Shape and geometry of the component: Stress concentrations in corners, holes or weld areas often reduce fatigue strength.

Industrial application for regular durability tests

aerospace industry

In the aerospace industry, engine blades, airframes, and connecting elements are subjected to constant cyclic loads. Even the smallest fatigue cracks can lead to catastrophic failure. Regular fatigue tests are therefore essential to ensure flight safety and to determine the need for component maintenance or replacement .

automotive industry

Vehicle axles, springs, control arms, crankshafts, and joints are constantly subjected to varying loads. Regular strength tests serve to predict service life, improve safety, and reduce warranty costs.

Energy and power plants

Turbines, compressor blades, and other power plant components are subject to cyclic vibrations and stresses. Assessing their cyclic strength is crucial for the design of these devices and the prevention of premature failures.

medical team

The materials used in bone implants and artificial joints are subjected to cyclical stresses from human movement. Stress tests of these components are therefore crucial to ensure their longevity over many years.

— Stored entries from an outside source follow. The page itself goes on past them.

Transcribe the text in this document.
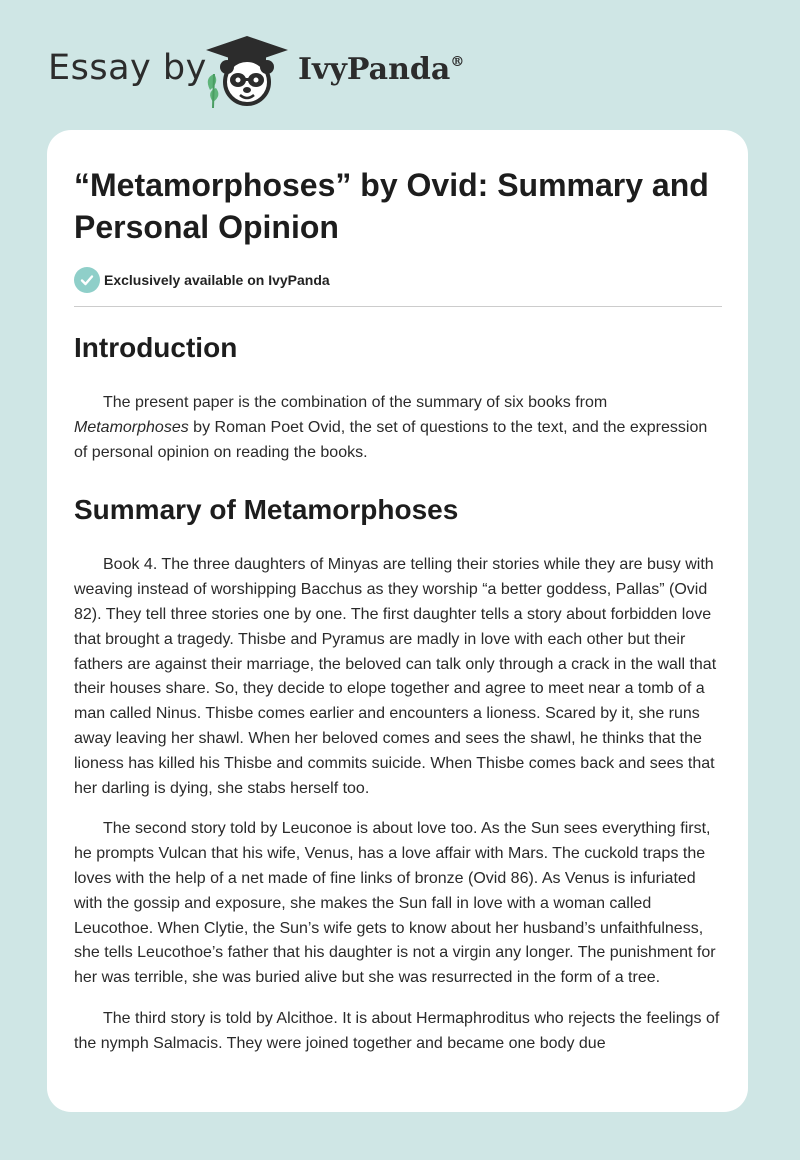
Essay by	IvyPanda®
“Metamorphoses” by Ovid: Summary and Personal Opinion
Exclusively available on IvyPanda
Introduction

The present paper is the combination of the summary of six books from Metamorphoses by Roman Poet Ovid, the set of questions to the text, and the expression of personal opinion on reading the books.

Summary of Metamorphoses

Book 4. The three daughters of Minyas are telling their stories while they are busy with weaving instead of worshipping Bacchus as they worship “a better goddess, Pallas” (Ovid 82). They tell three stories one by one. The first daughter tells a story about forbidden love that brought a tragedy. Thisbe and Pyramus are madly in love with each other but their fathers are against their marriage, the beloved can talk only through a crack in the wall that their houses share. So, they decide to elope together and agree to meet near a tomb of a man called Ninus. Thisbe comes earlier and encounters a lioness. Scared by it, she runs away leaving her shawl. When her beloved comes and sees the shawl, he thinks that the lioness has killed his Thisbe and commits suicide. When Thisbe comes back and sees that her darling is dying, she stabs herself too.

The second story told by Leuconoe is about love too. As the Sun sees everything first, he prompts Vulcan that his wife, Venus, has a love affair with Mars. The cuckold traps the loves with the help of a net made of fine links of bronze (Ovid 86). As Venus is infuriated with the gossip and exposure, she makes the Sun fall in love with a woman called Leucothoe. When Clytie, the Sun’s wife gets to know about her husband’s unfaithfulness, she tells Leucothoe’s father that his daughter is not a virgin any longer. The punishment for her was terrible, she was buried alive but she was resurrected in the form of a tree.

The third story is told by Alcithoe. It is about Hermaphroditus who rejects the feelings of the nymph Salmacis. They were joined together and became one body due
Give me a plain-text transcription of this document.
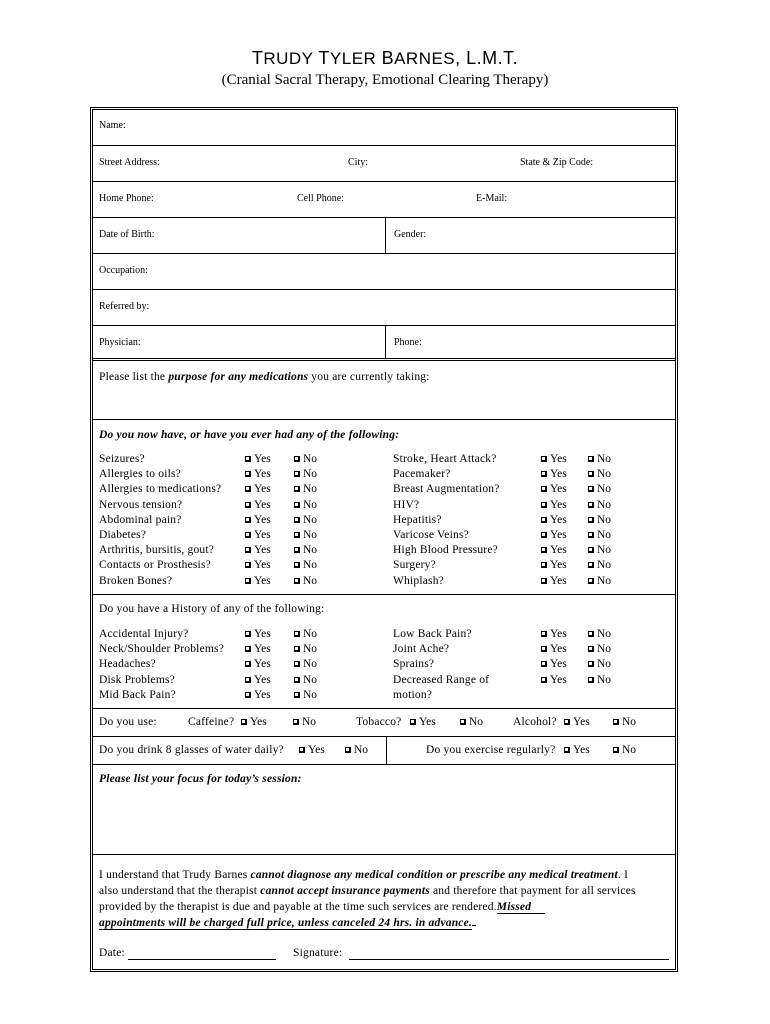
TRUDY TYLER BARNES, L.M.T.
(Cranial Sacral Therapy, Emotional Clearing Therapy)
Name:
Street Address:	City:	State & Zip Code:
Home Phone:	Cell Phone:	E-Mail:
Date of Birth:	Gender:
Occupation:
Referred by:
Physician:	Phone:
Please list the purpose for any medications you are currently taking:
Do you now have, or have you ever had any of the following:
Seizures?	Yes	No
Allergies to oils?	Yes	No
Allergies to medications?	Yes	No
Nervous tension?	Yes	No
Abdominal pain?	Yes	No
Diabetes?	Yes	No
Arthritis, bursitis, gout?	Yes	No
Contacts or Prosthesis?	Yes	No
Broken Bones?	Yes	No
Stroke, Heart Attack?	Yes	No
Pacemaker?	Yes	No
Breast Augmentation?	Yes	No
HIV?	Yes	No
Hepatitis?	Yes	No
Varicose Veins?	Yes	No
High Blood Pressure?	Yes	No
Surgery?	Yes	No
Whiplash?	Yes	No
Do you have a History of any of the following:
Accidental Injury?	Yes	No
Neck/Shoulder Problems?	Yes	No
Headaches?	Yes	No
Disk Problems?	Yes	No
Mid Back Pain?	Yes	No
Low Back Pain?	Yes	No
Joint Ache?	Yes	No
Sprains?	Yes	No
Decreased Range of	Yes	No
motion?
Do you use:	Caffeine?	Yes	No	Tobacco?	Yes	No	Alcohol?	Yes	No
Do you drink 8 glasses of water daily?	Yes	No	Do you exercise regularly?	Yes	No
Please list your focus for today’s session:
I understand that Trudy Barnes cannot diagnose any medical condition or prescribe any medical treatment. I
also understand that the therapist cannot accept insurance payments and therefore that payment for all services
provided by the therapist is due and payable at the time such services are rendered.Missed
appointments will be charged full price, unless canceled 24 hrs. in advance.
Date:	Signature:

Household appliances and consumer goods

Components such as hinges, springs, gears, fasteners and moving plastic parts must be regularly checked for their durability to ensure the product’s lifespan and quality.

Sibek’s Group of Companies

Problems and limitations of testing

Time required: Testing millions of courses can take days or even weeks.
Internal heating: At high frequencies, a high sample temperature can distort the results.
The results are inconsistent: The fatigue process is inherently sporadic and requires repeated testing and statistical analysis.
Sample size: The behavior of a small sample may not fully reflect the behavior of the actual product.
High costs: Modern fatigue testing equipment, especially hydraulic testing machines, is expensive.

Finally

Regular durability tests are among the most important methods for assessing the performance and service life of materials and components under repeated stress.
These tests enable:

The actual lifespan of the component is predictable.
By introducing a safer and optimized design concept,
Prevention of sudden operational failures of systems
And the improvement of the final quality of the product.

In advanced industries, precise and scientifically validated fatigue tests are essential for product development and quality control. Advances in measurement technology, analysis software, and sophisticated equipment make it possible to accurately model fatigue behavior and optimize component design.